- Coordinates: 41°28′45″N 86°58′59″W﻿ / ﻿41.47917°N 86.98306°W
- Country: United States
- State: Indiana
- County: Porter

Government
- • Type: Indiana township

Area
- • Total: 29.49 sq mi (76.39 km^{2})
- • Land: 29.49 sq mi (76.39 km^{2})
- • Water: 0 sq mi (0 km^{2})
- Elevation: 771 ft (235 m)

Population (2020)
- • Total: 5,799
- • Density: 162.2/sq mi (62.64/km^{2})
- Time zone: UTC-6 (Central (CST))
- • Summer (DST): UTC-5 (CDT)
- Area code: 219
- FIPS code: 18-80954
- GNIS feature ID: 454014

= Washington Township, Porter County, Indiana =

Washington Township is one of twelve townships in Porter County, Indiana.
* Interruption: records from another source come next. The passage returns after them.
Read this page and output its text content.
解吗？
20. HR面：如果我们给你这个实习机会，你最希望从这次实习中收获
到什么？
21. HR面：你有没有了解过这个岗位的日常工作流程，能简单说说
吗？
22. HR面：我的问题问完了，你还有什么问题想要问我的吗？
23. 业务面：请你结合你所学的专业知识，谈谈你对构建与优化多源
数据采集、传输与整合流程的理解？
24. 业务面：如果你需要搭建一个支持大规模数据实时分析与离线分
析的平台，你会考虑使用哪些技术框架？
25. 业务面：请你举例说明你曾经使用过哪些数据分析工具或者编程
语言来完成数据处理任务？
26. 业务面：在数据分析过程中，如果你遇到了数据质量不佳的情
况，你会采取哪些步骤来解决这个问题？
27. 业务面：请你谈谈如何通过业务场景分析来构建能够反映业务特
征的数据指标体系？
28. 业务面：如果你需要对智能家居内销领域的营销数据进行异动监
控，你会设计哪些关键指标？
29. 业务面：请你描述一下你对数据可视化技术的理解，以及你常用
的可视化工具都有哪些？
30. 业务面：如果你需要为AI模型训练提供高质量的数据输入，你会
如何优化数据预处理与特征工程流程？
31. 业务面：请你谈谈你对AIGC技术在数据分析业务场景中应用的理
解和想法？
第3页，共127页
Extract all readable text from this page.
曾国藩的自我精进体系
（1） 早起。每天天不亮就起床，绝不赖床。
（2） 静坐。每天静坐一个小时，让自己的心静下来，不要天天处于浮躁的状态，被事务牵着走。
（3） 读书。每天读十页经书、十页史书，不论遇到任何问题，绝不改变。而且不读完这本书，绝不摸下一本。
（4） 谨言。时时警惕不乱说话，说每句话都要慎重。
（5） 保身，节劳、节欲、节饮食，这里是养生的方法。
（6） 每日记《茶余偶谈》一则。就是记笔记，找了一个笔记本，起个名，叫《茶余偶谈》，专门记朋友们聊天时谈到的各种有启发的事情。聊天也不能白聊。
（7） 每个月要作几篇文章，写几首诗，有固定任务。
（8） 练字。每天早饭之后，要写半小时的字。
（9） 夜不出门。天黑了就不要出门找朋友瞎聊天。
As of the 2010 census, its population was 4,785.

Historical population
| Census | Pop. | Note | %± |
|---|---|---|---|
| 1890 | 670 |  | — |
| 1900 | 556 |  | −17.0% |
| 1910 | 610 |  | 9.7% |
| 1920 | 621 |  | 1.8% |
| 1930 | 632 |  | 1.8% |
| 1940 | 692 |  | 9.5% |
| 1950 | 813 |  | 17.5% |
| 1960 | 1,066 |  | 31.1% |
| 1970 | 1,226 |  | 15.0% |
| 1980 | 2,424 |  | 97.7% |
| 1990 | 3,113 |  | 28.4% |
| 2000 | 3,425 |  | 10.0% |
| 2010 | 4,785 |  | 39.7% |
| 2020 | 5,799 |  | 21.2% |

==History==
Settlers were present as early as 1834 in what was the unincorporated village of Coburg. A post office was established at Coburg in 1876, and remained in operation until it was discontinued in 1906. The community was named after Cobourg, Ontario, the native home of an early settler. Coburg was a station and shipping point on the railroad.
Washington Township was organized in 1836.

==Cities and towns==
No cities or towns are located in Washington Township, but eastern portions of the city of Valparaiso extend into the township.

==Education==
Washington Township is served by the East Porter County School Corporation. Their high school is Washington Township Middle-High School, located on State Route 2, east of Valparaiso.

Victory Christian Academy, which serves students in grades Pre-K through 12, is located in the township.